The crew for the film live and work in Cornwall. We have always looked at locations here and dreamed of making a film that shows the real Cornwall. Not the fake, manufactured tourist experience, but the grit, the poverty, the struggles and the hopelessness that many people who live here experience every day.
It is also wildly beautiful, beyond what you can imagine or experience in a week here. Cornwall’s gothic majesty is breathtaking. The winter storms are something that feel genuinely dangerous, the 40ft waves that sweep people off harbours and seafronts, the gales that reduce great trees to broken piles of firewood, the ever changing skies of autumn and winter.
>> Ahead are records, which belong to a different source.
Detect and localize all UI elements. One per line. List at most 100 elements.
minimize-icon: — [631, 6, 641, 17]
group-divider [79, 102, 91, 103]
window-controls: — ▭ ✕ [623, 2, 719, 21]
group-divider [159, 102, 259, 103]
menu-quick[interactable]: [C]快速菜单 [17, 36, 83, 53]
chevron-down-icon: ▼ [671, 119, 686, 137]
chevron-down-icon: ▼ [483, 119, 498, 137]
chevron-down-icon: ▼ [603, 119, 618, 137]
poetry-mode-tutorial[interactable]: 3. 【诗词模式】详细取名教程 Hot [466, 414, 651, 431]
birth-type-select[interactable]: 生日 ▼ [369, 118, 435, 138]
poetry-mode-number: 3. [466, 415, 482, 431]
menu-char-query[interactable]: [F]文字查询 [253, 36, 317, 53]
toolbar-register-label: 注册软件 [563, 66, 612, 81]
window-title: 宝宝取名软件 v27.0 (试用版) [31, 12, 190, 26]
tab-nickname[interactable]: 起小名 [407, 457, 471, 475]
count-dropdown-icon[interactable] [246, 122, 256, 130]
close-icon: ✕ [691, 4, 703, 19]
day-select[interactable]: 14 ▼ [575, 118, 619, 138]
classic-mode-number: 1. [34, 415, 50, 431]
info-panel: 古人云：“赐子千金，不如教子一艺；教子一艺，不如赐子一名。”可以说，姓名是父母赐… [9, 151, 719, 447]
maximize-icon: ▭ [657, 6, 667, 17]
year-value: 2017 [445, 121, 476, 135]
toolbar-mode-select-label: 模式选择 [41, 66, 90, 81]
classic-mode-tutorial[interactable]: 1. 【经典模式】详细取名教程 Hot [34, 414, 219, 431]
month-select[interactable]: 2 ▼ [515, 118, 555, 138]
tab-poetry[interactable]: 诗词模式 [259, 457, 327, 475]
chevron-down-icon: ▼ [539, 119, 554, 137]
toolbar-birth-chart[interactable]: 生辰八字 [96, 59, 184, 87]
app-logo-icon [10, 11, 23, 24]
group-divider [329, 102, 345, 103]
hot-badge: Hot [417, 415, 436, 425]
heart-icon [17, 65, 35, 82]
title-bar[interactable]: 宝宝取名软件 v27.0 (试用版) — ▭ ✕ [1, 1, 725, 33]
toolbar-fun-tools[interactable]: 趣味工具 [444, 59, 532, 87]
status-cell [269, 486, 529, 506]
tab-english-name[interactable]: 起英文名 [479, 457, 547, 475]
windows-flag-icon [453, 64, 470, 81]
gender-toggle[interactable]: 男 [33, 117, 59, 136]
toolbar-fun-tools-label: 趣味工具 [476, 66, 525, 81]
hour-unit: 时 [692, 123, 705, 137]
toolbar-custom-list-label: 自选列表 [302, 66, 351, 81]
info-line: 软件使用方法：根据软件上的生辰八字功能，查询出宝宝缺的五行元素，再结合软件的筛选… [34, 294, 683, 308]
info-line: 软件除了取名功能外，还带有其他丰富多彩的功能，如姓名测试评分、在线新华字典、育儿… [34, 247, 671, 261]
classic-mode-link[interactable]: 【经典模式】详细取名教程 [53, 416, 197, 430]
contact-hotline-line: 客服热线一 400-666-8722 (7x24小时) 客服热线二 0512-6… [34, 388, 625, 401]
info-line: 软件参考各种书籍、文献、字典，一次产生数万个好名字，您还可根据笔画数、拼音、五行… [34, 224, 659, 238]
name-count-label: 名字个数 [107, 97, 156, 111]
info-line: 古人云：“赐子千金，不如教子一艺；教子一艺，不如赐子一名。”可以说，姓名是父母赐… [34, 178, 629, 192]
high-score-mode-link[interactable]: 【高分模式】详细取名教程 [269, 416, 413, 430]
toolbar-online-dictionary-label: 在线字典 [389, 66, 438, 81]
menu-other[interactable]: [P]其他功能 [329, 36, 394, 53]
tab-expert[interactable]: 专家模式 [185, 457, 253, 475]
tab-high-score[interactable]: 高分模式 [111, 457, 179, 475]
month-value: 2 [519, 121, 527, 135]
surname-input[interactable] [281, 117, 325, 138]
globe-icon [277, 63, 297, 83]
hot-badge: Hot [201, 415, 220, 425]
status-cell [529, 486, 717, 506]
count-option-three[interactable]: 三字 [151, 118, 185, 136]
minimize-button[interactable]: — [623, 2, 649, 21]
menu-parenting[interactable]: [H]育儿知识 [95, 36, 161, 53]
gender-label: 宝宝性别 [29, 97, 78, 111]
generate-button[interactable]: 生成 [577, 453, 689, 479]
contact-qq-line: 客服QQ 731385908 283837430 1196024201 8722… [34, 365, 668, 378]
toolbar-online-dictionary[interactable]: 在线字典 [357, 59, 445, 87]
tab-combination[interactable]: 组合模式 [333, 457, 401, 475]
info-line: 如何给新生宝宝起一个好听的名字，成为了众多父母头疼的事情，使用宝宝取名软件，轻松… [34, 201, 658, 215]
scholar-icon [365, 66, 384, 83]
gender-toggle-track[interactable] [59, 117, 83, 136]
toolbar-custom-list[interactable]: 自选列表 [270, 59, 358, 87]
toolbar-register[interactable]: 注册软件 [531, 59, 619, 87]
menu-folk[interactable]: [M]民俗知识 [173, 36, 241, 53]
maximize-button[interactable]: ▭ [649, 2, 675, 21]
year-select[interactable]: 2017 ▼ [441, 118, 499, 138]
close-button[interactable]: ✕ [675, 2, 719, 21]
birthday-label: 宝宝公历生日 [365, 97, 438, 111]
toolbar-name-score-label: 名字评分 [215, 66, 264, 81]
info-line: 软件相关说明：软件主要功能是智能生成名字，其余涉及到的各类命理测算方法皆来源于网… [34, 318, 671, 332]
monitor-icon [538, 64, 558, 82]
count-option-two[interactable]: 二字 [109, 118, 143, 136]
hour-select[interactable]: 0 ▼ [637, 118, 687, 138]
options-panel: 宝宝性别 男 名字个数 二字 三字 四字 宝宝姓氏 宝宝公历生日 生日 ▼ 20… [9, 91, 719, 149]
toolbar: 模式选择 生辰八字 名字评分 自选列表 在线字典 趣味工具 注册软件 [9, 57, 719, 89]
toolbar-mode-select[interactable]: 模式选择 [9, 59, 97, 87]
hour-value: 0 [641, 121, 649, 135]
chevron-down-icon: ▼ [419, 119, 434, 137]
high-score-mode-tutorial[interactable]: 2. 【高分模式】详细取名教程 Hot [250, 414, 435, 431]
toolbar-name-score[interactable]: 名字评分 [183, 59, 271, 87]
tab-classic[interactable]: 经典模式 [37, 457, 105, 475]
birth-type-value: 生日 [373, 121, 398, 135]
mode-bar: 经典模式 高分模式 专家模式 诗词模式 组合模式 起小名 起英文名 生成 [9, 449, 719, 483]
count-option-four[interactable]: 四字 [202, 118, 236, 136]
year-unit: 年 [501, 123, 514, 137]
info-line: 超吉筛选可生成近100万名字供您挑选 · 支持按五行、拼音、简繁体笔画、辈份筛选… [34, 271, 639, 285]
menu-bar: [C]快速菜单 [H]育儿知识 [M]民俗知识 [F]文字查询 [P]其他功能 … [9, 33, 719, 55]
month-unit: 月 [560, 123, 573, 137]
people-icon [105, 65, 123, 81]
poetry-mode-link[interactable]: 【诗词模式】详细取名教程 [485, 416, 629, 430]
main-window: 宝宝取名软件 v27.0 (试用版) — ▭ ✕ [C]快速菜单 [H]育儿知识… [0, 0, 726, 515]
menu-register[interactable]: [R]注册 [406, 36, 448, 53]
Being on a moor in a force 7 gale, battered by the wind and horizontal rain, the water that pours off the cliffs into the sea, the lava cracked skies as the sun sets as storms dissipate into silence.
This beauty far exceeds the pretty sunsets and blue sea images you see endlessly on Instagram. It’s a wild, gothic beauty that forms the perfect atmospheric backdrop to Tarosvadnow and makes the film so unsettling. If we transport you, even for a few moments into this ancient, wild place that we love, then we have succeeded and you will have experienced the real Cornwall.
You would be wise to check the shadows and the corners of the room though for Jowan Trelawney, because he must have his revenge.